What Kind of Learner Are YOU?
Learning doesn’t depend only on brain capacity. All information initially makes its way into our minds via the senses, and which senses are most important for learning can vary among people. Since we often take learning for granted, we may not always be aware of which sense is our most powerful portal for learning. But knowing our go-to sense can enable us to establish an environment that facilitates learning. Here are some tips from the Pennsylvania Higher Education Assistance Agency on how to enhance learning according to your sensory preference. (Although designed for students, these guidelines are valuable for learners of all ages and in all settings).
Listen Up: Tips for AUDITORY Learners
If you prefer hearing instructions rather than reading them silently to yourself, here are 4 tips for making the most of your “learning by ear” preference:
- Choose a seat in a classroom or meeting room where you can hear well.
- Have your hearing checked on a regular basis.
- Use flashcards to learn new words or other information, and read them aloud.
- Read aloud any stories, assignments, directions, or new information you need to know.
Seeing Is Believing: VISUAL Learners
Visual learners are best served by reading written information (that’s me) or seeing pictures.
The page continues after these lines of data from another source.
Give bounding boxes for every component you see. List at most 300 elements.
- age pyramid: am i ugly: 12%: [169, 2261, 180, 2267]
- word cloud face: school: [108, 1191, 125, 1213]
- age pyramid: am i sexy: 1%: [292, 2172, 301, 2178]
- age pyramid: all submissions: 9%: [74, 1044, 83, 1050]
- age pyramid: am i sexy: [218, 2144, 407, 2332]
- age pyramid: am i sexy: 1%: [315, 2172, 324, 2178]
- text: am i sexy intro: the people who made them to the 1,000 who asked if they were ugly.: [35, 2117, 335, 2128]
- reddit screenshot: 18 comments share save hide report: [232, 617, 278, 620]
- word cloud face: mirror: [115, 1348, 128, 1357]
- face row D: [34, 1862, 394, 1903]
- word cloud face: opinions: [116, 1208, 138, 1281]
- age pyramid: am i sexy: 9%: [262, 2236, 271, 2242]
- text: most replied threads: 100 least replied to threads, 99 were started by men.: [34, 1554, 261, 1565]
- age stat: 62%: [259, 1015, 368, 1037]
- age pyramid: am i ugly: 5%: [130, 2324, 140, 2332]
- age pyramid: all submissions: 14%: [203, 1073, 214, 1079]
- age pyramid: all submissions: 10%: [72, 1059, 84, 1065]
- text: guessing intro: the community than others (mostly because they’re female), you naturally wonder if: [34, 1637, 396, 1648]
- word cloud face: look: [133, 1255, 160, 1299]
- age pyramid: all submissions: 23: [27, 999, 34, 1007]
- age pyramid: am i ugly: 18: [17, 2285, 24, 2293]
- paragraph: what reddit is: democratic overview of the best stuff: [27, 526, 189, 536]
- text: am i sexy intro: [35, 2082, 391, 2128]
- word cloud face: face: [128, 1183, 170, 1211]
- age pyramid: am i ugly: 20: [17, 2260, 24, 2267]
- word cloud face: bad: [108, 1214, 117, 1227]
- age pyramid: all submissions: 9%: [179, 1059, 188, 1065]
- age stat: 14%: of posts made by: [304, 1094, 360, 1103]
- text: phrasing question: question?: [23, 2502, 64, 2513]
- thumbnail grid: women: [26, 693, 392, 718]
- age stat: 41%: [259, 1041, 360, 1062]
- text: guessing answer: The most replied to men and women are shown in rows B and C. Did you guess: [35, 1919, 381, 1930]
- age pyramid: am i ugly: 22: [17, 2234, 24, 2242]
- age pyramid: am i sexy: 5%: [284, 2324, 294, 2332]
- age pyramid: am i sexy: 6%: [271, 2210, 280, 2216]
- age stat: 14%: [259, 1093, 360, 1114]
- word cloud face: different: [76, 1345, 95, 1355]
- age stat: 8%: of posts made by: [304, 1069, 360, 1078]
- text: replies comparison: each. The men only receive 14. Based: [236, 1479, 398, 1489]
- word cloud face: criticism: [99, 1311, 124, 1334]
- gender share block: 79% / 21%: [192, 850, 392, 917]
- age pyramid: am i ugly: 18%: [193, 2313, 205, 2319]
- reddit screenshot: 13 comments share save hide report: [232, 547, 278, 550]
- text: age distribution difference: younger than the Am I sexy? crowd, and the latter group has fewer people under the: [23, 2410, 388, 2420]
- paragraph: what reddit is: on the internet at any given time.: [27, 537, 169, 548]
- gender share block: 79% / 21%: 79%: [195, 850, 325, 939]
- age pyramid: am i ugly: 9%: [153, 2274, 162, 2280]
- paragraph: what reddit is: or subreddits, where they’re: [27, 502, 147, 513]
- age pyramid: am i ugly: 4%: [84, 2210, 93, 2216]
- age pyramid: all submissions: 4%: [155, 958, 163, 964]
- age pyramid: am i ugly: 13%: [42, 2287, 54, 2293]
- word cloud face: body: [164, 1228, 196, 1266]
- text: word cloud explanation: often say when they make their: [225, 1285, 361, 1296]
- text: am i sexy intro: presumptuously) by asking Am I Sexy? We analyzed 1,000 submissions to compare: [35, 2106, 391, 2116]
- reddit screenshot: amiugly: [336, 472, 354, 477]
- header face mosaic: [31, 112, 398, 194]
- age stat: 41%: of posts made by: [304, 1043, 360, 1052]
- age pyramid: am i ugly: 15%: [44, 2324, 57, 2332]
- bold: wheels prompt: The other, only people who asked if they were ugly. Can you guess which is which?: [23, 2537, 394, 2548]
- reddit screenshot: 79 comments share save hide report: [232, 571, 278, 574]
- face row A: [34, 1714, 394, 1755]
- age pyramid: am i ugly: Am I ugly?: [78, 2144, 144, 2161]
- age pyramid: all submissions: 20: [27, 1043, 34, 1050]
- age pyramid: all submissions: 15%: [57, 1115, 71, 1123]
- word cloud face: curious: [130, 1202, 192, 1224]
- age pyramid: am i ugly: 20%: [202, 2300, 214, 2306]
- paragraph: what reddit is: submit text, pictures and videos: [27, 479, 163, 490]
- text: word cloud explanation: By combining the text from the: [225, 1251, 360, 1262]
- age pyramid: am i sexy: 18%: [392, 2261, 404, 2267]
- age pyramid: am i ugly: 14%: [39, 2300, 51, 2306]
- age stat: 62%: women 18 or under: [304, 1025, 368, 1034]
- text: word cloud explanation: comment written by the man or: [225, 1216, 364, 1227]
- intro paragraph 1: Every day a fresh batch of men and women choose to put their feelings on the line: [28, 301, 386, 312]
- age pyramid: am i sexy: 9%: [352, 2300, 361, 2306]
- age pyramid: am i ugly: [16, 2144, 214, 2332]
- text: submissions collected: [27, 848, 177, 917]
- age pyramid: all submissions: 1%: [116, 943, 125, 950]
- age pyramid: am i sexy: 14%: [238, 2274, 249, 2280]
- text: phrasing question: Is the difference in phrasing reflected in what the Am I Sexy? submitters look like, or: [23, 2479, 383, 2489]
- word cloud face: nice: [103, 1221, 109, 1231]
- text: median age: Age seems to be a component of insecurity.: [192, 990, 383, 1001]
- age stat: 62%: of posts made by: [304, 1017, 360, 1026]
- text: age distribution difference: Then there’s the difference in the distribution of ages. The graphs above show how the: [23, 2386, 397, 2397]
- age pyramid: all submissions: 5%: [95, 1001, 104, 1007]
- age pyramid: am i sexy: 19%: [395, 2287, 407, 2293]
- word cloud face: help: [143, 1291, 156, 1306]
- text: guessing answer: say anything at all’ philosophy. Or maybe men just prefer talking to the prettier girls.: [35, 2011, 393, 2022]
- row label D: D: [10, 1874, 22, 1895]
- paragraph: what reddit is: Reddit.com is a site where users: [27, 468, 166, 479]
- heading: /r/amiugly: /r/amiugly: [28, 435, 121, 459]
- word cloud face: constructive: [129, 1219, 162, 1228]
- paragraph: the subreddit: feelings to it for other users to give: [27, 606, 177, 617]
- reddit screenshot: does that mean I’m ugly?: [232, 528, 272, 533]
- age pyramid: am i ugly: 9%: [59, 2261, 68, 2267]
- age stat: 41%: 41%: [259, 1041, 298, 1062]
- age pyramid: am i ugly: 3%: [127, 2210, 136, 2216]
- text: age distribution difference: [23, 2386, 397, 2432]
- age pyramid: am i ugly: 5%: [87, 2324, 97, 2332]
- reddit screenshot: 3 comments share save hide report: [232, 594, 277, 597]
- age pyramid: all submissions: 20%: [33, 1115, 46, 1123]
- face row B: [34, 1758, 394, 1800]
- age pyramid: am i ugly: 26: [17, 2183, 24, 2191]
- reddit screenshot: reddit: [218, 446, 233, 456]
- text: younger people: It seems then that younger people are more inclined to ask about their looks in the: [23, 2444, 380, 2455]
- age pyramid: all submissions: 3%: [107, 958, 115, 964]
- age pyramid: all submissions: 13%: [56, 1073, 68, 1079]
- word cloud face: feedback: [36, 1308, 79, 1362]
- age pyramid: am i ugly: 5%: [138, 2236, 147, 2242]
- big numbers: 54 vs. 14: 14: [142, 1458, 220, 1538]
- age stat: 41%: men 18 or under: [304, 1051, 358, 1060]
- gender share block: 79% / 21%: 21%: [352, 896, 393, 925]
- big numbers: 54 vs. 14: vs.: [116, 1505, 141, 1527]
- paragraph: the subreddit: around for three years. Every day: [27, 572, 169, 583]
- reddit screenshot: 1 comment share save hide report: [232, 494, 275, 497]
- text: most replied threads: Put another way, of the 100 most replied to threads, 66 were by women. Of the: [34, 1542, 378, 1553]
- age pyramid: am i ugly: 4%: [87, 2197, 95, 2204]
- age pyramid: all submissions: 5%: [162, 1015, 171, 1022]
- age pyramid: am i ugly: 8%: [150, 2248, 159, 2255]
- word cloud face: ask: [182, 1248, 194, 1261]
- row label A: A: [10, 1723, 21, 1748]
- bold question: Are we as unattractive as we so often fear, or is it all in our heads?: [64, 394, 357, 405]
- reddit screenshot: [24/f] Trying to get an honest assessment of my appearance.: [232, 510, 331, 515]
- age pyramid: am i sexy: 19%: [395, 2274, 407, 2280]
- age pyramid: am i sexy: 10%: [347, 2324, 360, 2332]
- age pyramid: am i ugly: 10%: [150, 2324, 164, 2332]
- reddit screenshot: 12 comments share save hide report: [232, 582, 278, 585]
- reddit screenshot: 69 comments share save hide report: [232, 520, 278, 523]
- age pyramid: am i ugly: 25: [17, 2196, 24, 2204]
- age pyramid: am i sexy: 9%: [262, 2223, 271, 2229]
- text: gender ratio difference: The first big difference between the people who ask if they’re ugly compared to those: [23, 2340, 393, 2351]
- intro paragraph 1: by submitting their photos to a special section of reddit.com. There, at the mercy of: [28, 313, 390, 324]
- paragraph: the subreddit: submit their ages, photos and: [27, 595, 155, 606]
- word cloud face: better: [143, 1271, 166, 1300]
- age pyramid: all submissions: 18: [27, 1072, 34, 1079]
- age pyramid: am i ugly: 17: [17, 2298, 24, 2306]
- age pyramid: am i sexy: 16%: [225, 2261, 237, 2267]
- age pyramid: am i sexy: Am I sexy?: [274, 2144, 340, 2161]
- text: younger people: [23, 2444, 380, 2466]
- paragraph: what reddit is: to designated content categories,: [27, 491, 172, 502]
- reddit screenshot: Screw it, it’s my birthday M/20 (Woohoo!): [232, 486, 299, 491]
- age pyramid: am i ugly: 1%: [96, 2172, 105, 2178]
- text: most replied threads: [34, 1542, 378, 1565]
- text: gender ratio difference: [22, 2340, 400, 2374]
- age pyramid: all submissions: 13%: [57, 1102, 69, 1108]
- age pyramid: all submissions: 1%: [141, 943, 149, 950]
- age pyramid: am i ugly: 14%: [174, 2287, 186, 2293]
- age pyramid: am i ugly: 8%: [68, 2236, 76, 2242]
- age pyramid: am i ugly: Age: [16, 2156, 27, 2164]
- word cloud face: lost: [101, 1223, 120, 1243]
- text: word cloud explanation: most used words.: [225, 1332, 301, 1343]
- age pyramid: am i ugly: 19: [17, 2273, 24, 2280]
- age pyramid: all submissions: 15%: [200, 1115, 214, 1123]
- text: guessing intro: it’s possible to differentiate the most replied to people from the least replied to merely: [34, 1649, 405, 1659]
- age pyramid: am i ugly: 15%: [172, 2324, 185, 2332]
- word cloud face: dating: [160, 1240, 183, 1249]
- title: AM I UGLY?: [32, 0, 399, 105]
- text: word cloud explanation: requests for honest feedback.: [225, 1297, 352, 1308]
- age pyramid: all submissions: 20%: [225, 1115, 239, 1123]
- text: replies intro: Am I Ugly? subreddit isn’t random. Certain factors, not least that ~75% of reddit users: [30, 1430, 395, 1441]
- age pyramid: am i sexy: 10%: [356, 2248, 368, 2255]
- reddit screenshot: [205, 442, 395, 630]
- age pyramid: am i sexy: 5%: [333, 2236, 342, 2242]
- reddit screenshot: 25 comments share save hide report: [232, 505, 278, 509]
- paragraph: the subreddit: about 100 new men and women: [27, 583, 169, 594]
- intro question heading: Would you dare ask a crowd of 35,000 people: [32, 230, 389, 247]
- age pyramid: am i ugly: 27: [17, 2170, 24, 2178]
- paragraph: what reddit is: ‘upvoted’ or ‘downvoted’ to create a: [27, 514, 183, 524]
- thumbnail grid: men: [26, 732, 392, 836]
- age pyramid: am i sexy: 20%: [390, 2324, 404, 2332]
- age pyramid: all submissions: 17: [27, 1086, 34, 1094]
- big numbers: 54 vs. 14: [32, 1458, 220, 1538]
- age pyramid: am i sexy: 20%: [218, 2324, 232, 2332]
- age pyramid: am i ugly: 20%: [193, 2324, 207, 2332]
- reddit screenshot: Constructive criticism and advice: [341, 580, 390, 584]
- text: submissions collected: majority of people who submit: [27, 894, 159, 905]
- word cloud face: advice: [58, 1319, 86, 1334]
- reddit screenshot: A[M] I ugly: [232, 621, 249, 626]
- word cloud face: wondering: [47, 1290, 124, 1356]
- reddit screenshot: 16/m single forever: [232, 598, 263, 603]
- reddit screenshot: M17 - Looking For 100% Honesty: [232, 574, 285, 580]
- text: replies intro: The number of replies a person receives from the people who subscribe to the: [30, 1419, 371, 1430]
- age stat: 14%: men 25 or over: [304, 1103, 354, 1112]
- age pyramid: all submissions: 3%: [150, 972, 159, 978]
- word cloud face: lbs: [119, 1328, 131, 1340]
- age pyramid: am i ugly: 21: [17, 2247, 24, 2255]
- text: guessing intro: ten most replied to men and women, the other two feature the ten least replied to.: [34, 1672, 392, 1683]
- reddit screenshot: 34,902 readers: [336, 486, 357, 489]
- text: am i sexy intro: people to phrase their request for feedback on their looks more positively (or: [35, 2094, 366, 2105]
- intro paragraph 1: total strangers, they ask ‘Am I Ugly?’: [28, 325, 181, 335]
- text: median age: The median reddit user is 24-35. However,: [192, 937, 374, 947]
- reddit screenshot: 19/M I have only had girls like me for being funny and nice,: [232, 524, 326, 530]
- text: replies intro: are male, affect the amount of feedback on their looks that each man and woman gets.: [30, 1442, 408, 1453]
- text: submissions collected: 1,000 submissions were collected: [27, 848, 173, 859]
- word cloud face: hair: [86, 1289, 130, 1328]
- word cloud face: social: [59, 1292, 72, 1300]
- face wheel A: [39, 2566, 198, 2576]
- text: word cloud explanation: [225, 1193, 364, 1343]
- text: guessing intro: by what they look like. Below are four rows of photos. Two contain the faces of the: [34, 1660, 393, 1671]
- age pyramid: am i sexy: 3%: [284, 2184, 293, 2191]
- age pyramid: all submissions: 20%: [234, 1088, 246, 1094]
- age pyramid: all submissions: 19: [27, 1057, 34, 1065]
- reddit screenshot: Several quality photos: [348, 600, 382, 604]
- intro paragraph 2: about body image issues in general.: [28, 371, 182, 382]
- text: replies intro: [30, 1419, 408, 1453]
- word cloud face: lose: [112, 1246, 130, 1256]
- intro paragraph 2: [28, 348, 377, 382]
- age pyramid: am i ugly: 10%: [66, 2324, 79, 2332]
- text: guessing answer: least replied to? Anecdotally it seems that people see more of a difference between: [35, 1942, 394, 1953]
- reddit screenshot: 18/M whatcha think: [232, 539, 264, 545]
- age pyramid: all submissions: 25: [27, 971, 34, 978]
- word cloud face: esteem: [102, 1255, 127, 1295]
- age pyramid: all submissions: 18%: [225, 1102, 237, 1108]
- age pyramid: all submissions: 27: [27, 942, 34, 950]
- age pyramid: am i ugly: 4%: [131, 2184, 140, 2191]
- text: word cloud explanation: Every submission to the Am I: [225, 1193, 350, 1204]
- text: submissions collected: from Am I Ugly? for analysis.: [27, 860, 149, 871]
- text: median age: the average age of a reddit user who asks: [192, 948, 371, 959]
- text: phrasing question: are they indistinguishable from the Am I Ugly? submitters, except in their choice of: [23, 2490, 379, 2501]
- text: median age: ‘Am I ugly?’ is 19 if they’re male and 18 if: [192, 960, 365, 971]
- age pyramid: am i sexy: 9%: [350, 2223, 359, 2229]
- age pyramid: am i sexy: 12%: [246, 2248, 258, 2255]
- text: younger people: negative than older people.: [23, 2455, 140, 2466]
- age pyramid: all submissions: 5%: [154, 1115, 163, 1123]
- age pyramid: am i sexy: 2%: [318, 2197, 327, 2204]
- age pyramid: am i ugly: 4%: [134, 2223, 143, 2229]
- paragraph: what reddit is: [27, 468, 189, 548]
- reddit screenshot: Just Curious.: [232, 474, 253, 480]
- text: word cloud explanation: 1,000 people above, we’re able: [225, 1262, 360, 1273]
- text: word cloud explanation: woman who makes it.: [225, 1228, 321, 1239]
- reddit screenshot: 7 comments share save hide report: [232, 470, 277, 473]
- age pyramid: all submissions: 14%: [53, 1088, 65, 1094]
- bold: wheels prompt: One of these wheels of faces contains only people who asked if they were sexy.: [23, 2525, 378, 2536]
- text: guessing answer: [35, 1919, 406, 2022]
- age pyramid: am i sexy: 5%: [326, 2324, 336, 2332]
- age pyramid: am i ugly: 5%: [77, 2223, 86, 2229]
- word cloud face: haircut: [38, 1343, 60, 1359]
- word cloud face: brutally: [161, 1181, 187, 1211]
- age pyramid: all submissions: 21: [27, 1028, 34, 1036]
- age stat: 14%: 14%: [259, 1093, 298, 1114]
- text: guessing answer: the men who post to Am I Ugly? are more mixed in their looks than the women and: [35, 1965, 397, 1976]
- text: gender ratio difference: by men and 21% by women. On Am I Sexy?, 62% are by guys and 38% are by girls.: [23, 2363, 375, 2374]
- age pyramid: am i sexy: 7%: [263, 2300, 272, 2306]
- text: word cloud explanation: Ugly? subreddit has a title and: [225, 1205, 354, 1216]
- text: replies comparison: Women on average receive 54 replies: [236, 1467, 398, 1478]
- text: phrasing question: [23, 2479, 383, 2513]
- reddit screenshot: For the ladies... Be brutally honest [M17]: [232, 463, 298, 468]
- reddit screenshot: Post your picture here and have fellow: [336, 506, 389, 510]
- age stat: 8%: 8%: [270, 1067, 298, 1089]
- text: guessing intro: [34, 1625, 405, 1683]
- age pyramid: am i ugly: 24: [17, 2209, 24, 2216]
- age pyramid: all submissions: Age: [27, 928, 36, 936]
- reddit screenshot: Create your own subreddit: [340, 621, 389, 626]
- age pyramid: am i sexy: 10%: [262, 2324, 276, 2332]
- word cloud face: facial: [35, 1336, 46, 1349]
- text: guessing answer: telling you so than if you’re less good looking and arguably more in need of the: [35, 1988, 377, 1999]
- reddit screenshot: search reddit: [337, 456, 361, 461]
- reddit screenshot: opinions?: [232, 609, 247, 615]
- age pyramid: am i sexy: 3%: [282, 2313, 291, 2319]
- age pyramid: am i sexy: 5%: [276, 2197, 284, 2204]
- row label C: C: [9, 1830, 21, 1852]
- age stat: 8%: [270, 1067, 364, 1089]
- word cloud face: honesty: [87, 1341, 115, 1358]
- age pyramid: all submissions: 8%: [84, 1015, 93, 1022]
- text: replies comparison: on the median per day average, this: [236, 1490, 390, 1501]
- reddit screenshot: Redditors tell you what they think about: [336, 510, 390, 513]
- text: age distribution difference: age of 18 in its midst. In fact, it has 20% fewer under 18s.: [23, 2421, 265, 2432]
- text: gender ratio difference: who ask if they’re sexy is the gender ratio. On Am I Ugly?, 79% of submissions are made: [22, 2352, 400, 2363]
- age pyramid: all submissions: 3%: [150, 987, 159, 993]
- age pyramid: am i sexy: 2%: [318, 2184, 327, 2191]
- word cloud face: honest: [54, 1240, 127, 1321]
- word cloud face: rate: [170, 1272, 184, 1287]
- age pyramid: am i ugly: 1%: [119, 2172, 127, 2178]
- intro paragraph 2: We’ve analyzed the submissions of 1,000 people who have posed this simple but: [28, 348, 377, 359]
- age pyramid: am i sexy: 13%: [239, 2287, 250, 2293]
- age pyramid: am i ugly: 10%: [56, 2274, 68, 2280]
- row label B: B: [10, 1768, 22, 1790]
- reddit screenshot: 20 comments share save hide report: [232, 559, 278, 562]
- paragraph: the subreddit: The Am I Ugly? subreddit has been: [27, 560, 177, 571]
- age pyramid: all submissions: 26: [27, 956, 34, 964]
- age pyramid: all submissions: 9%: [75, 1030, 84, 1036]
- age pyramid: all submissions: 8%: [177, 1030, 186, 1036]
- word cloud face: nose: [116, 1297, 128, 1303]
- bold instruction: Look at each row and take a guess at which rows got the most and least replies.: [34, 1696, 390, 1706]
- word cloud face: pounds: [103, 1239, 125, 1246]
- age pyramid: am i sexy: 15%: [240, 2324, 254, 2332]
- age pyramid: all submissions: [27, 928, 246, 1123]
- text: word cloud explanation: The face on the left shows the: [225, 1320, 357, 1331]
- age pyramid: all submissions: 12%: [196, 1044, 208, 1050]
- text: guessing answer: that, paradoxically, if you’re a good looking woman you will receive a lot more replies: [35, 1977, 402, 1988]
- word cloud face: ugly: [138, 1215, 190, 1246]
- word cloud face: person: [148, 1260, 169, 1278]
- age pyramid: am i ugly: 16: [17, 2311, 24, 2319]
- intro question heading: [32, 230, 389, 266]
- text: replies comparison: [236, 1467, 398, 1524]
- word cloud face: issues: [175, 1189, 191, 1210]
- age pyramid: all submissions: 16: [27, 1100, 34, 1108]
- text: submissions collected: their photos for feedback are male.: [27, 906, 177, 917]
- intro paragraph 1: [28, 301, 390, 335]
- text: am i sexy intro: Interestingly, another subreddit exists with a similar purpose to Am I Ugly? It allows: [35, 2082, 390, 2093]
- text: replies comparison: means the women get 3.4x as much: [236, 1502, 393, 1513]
They are usually neat and clean people—after all, they are affected by what they see around them. Their attention is drawn to things that are colorful and filled with imagery. Here are 6 tips for visual learners:
- Sit near the front of the room.
- Have your eyesight checked on a regular basis.
- Try to visualize things that you hear or that are read to you.
- Write down key words, ideas, or instructions.
- Draw pictures to help understand new concepts.
- Color-code different types of information.
Reach Out and Touch Something: TACTILE Learners
Tactile learners best understand and remember things through physical activity, either movement or actual contact. Touching, moving, building, or drawing are all valuable modes of learning. Tactile learners are typically active and gesture frequently, get antsy if they have to sit still too long, and often communicate by touching. Here are 4 tips that enhance the tactile learning process:
- Participate in activities that involve touching, building, moving, or drawing.
- Do lots of hands-on activities, like art projects, taking walks, or acting out stories.
- Arrange flashcards in groups to show relationships between ideas.
- Use a computer to reinforce learning through the sense of touch.
Is Someone Reading Out Loud? Hit the Mute Button
Although I’m a language-dominant learner, spoken words are often a distraction when I’m trying to learn something new. I remember and understand information better when reading it silently to myself than when I hear someone read it—even if the person reading aloud is me.